The school sat on the corner of Dad's section and our cows were across the fence.
We had a small indoor sand box I played in. In the spring I enjoyed the windows open and listening to Meadowlarks sing, "I wash my feet I do". We also tried to drownd out and catch 13 striped squirrels during recess.
I always find it so amazing that you attended a country school as 'primitive' as this one. I attended a large, modern public school and when I hear your stories, it seems as if they happened more like 100 years ago! You rode a horse to school, I rode a bus! Your experiences sound like something out of 'the olden days'. Stranger still, is when I see some of those country schools still in operation--it's like a piece of the past, in the present.

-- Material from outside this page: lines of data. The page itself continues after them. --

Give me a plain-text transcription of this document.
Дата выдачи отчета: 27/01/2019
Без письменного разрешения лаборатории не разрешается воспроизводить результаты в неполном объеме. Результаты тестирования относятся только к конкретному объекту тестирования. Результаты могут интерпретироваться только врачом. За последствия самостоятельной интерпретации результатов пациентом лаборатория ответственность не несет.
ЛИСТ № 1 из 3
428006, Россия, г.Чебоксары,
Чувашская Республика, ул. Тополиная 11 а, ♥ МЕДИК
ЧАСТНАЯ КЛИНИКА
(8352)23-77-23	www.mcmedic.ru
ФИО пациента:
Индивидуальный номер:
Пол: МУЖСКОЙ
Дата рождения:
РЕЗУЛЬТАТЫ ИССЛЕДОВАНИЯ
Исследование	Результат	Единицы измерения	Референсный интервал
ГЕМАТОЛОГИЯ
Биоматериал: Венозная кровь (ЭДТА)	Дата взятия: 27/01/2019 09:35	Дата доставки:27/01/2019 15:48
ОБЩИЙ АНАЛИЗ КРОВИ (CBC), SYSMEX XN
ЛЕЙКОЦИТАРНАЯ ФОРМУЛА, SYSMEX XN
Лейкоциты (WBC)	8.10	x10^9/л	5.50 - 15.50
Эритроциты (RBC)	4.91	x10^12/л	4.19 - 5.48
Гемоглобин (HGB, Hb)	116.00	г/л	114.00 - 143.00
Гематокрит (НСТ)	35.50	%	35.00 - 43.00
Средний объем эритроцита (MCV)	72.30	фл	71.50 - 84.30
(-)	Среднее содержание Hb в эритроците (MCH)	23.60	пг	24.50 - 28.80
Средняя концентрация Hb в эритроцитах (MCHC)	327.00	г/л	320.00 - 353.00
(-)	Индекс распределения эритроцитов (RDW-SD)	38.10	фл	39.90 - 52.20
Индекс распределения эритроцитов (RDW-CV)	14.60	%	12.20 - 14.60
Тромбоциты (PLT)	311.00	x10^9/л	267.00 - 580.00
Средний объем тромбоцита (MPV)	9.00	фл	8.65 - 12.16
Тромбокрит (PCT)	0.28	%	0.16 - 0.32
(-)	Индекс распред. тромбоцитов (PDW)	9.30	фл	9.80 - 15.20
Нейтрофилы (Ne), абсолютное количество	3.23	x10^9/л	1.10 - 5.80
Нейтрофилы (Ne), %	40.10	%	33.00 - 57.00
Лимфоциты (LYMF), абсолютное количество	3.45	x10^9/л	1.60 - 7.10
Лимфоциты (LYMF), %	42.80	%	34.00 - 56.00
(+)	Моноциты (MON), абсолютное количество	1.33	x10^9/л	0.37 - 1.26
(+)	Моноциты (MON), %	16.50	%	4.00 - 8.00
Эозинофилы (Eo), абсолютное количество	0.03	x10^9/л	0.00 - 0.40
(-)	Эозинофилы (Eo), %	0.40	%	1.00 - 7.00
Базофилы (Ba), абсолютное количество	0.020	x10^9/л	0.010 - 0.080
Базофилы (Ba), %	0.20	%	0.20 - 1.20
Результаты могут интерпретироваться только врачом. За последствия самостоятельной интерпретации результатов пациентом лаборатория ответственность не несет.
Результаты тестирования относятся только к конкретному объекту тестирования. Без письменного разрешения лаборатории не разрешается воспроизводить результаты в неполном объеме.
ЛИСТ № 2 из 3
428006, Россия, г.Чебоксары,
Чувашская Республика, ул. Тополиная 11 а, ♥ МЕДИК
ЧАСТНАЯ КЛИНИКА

ReplyDeleteWhat a wonderful cherished memory. The school looks wonderful, much nicer than many of the ones we have today. I started school in 1950 in a two room country school in New South Wales, Australia. We had two teachers and about eighteen students until the Maltese and Italian immigrants came to our community. We learned to sing songs in Italian, and quite a few general words in both languages. These new children usually came to school about two hours late every day after they had worked around the farm. None of us, accept for one little italian child, wore shoes. I used to look at her pretty dresses and lovely bow in her hair as if she was something out of a picture book. I wore hand-me-downs from my two elder sisters..but we were happy with what we had.. Blessings to you.